Cette stigmatisation explique en partie la difficulté à reloger les ménages reconnus DALO. En 10 ans, 180000 l'ont été alors que seulement un peu plus de 100000 ont été relogés.

 

Les actions des associations

Les associations qui travaillent avec les mal-logés et les sans-abri jouent un rôle essentiel dans l'application de la loi DALO et ce à plusieurs niveaux.

Les associations conseillent les ménages, les accompagnent dans la formulation de leur dossier. Elles garantissent que la demande puisse être correctement étudiée par la COMED. Cependant de nombreux ménages ne profitent pas de cette possibilité.

Les associations sont présentes dans les COMED. Celles qui gèrent l'hébergement ou le logement temporaire comme celles qui accompagnent les personnes mal logées dans leur parcours d'insertion dans le logement. Elles assurent la représentation des ménages lors des réunions de commission et défendent les dossiers en rappelant la loi et en cherchant à éviter les dérives des COMED dans l'application de nouveaux critères non prévus.

Investies dans la mise en œuvre du DALO, les associations ont créé dans plusieurs départements des groupes de réflexion et d'échange d'expérience qui rencontrent les représentants locaux de l'Etat afin d'analyser les éventuels dysfonctionnements et de proposer des améliorations au dispositif.

Elles interviennent aussi au niveau national et sont présentes dans les différents comités qui gèrent le DALO. Le Collectif des Associations Unies pour l'accès au logement des mal-logés, qui regroupe plus de 40 têtes de réseau associatif propose des améliorations de la loi et des textes réglementaires.
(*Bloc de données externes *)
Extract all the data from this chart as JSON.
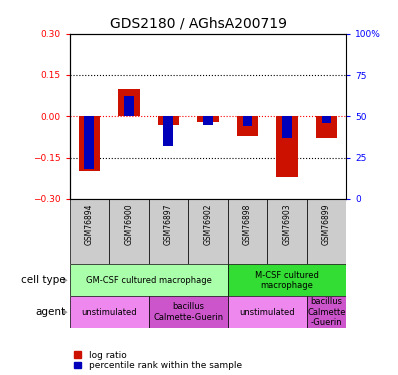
{
  "title": "GDS2180 / AGhsA200719",
  "samples": [
    "GSM76894",
    "GSM76900",
    "GSM76897",
    "GSM76902",
    "GSM76898",
    "GSM76903",
    "GSM76899"
  ],
  "log_ratio": [
    -0.2,
    0.1,
    -0.03,
    -0.02,
    -0.07,
    -0.22,
    -0.08
  ],
  "percentile_rank": [
    18,
    62,
    32,
    45,
    44,
    37,
    46
  ],
  "ylim_left": [
    -0.3,
    0.3
  ],
  "ylim_right": [
    0,
    100
  ],
  "yticks_left": [
    -0.3,
    -0.15,
    0,
    0.15,
    0.3
  ],
  "yticks_right": [
    0,
    25,
    50,
    75,
    100
  ],
  "hlines": [
    0.15,
    -0.15
  ],
  "cell_type_groups": [
    {
      "label": "GM-CSF cultured macrophage",
      "start": 0,
      "end": 4,
      "color": "#aaffaa"
    },
    {
      "label": "M-CSF cultured\nmacrophage",
      "start": 4,
      "end": 7,
      "color": "#33dd33"
    }
  ],
  "agent_groups": [
    {
      "label": "unstimulated",
      "start": 0,
      "end": 2,
      "color": "#ee88ee"
    },
    {
      "label": "bacillus\nCalmette-Guerin",
      "start": 2,
      "end": 4,
      "color": "#cc55cc"
    },
    {
      "label": "unstimulated",
      "start": 4,
      "end": 6,
      "color": "#ee88ee"
    },
    {
      "label": "bacillus\nCalmette\n-Guerin",
      "start": 6,
      "end": 7,
      "color": "#cc55cc"
    }
  ],
  "bar_color_red": "#cc1100",
  "bar_color_blue": "#0000bb",
  "title_fontsize": 10,
  "tick_fontsize": 6.5,
  "sample_fontsize": 5.5,
  "group_fontsize": 6.0,
  "legend_fontsize": 6.5,
  "label_fontsize": 7.5
}
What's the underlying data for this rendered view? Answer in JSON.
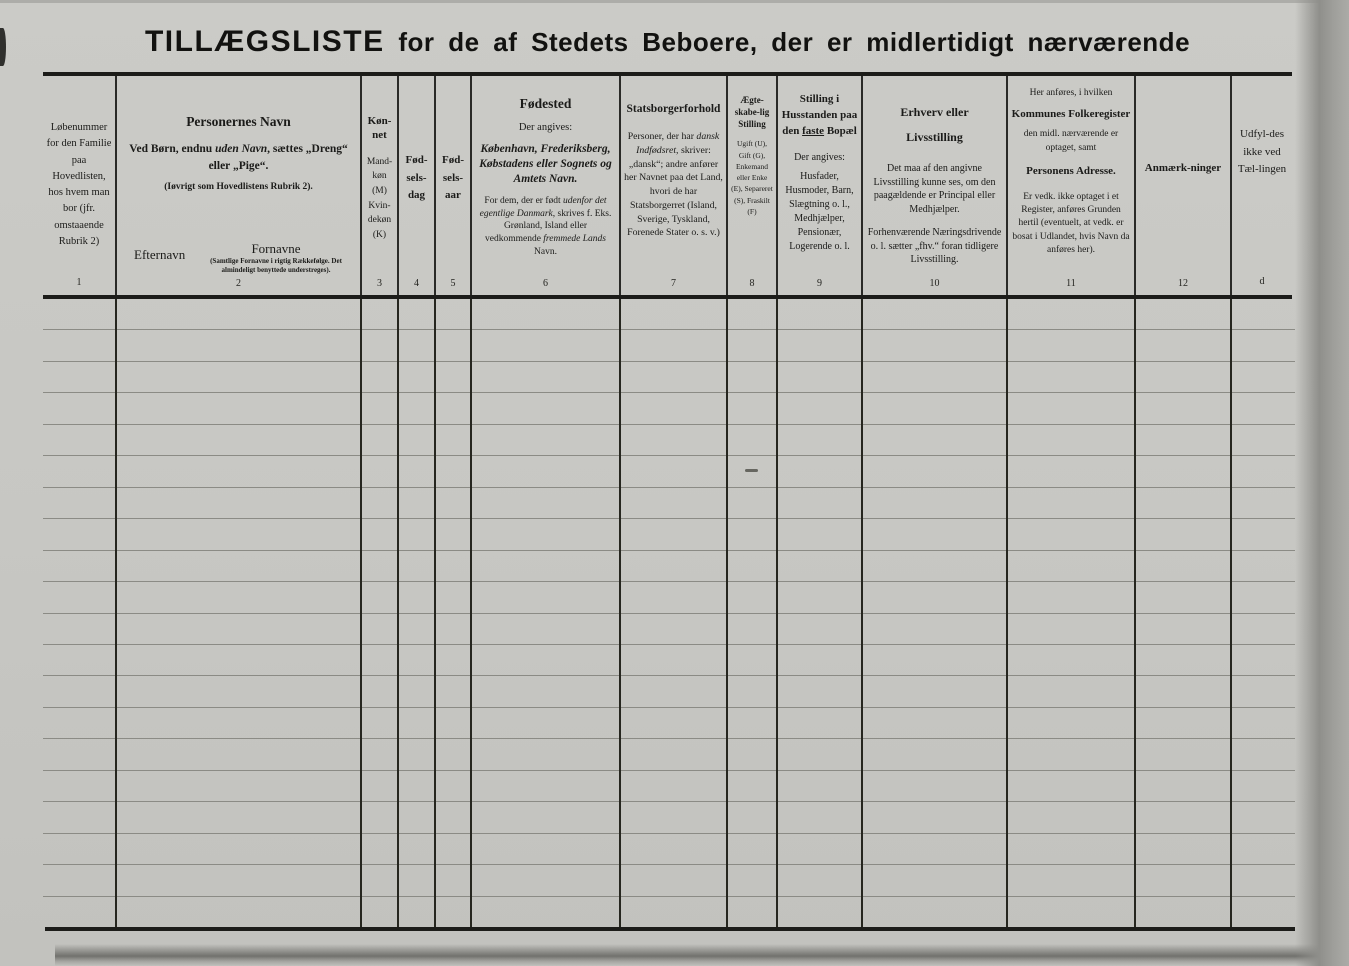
{
  "title": {
    "strong": "TILLÆGSLISTE",
    "rest": " for de af Stedets Beboere, der er midlertidigt nærværende"
  },
  "columns": {
    "c1": {
      "number": "1",
      "text": "Løbenummer for den Familie paa Hovedlisten, hos hvem man bor (jfr. omstaaende Rubrik 2)"
    },
    "c2": {
      "number": "2",
      "title": "Personernes Navn",
      "p1_a": "Ved Børn, endnu ",
      "p1_i": "uden Navn",
      "p1_b": ", sættes „Dreng“ eller „Pige“.",
      "p2": "(Iøvrigt som Hovedlistens Rubrik 2).",
      "surname_label": "Efternavn",
      "firstnames_label": "Fornavne",
      "firstnames_note": "(Samtlige Fornavne i rigtig Rækkefølge. Det almindeligt benyttede understreges)."
    },
    "c3": {
      "number": "3",
      "title": "Køn-net",
      "sub": "Mand-køn (M) Kvin-dekøn (K)"
    },
    "c4": {
      "number": "4",
      "title": "Fød-sels-dag"
    },
    "c5": {
      "number": "5",
      "title": "Fød-sels-aar"
    },
    "c6": {
      "number": "6",
      "title": "Fødested",
      "intro": "Der angives:",
      "p1": "København, Frederiksberg, Købstadens eller Sognets og Amtets Navn.",
      "p2_a": "For dem, der er født ",
      "p2_i1": "udenfor det egentlige Danmark",
      "p2_b": ", skrives f. Eks. Grønland, Island eller vedkommende ",
      "p2_i2": "fremmede Lands",
      "p2_c": " Navn."
    },
    "c7": {
      "number": "7",
      "title": "Statsborgerforhold",
      "p1_a": "Personer, der har ",
      "p1_i": "dansk Indfødsret",
      "p1_b": ", skriver: „dansk“; andre anfører her Navnet paa det Land, hvori de har Statsborgerret (Island, Sverige, Tyskland, Forenede Stater o. s. v.)"
    },
    "c8": {
      "number": "8",
      "title": "Ægte-skabe-lig Stilling",
      "sub": "Ugift (U), Gift (G), Enkemand eller Enke (E), Separeret (S), Fraskilt (F)"
    },
    "c9": {
      "number": "9",
      "title_a": "Stilling i Husstanden paa den ",
      "title_u": "faste",
      "title_b": " Bopæl",
      "intro": "Der angives:",
      "list": "Husfader, Husmoder, Barn, Slægtning o. l., Medhjælper, Pensionær, Logerende o. l."
    },
    "c10": {
      "number": "10",
      "title": "Erhverv eller Livsstilling",
      "p1": "Det maa af den angivne Livsstilling kunne ses, om den paagældende er Principal eller Medhjælper.",
      "p2": "Forhenværende Næringsdrivende o. l. sætter „fhv.“ foran tidligere Livsstilling."
    },
    "c11": {
      "number": "11",
      "pre": "Her anføres, i hvilken",
      "title_1": "Kommunes Folkeregister",
      "mid": "den midl. nærværende er optaget, samt",
      "title_2": "Personens Adresse.",
      "p": "Er vedk. ikke optaget i et Register, anføres Grunden hertil (eventuelt, at vedk. er bosat i Udlandet, hvis Navn da anføres her)."
    },
    "c12": {
      "number": "12",
      "title": "Anmærk-ninger"
    },
    "cd": {
      "number": "d",
      "text": "Udfyl-des ikke ved Tæl-lingen"
    }
  },
  "body": {
    "row_count": 20
  }
}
Il intervient aussi dans le cadre des campagnes électorales afin d'améliorer la réussite du dispositif.

L'association DALO a été tout spécialement créé pour assurer le succès de la loi. Elle participe au suivi de l'évolution juridique du DALO, à l'amélioration de la communication et à la formation de l'ensemble des membres des COMED afin de renforcer leur connaissance de la législation et d'en être un acteur efficace pour répondre aux besoins des populations.

La loi DALO, c'est 10 ans de mise en œuvre, un incontestable progrès mais la nécessité de veiller partout à sa bonne réussite ce à quoi s'attellent les associations. 




[1] Avoir effectué une demande de logement social dépassant un délai dit anormalement long, être dépourvu de logement, être accueilli dans une structure d'hébergement, être menacé d'expulsion sans relogement, être  logé dans des locaux impropres à l'habitation, être  handicapé dans un logement sur occupé ou ne répondant pas aux critères de la décence.

[2] Organisme paritaire financé par une charge sur les salaires et propriétaire important de logements sociaux.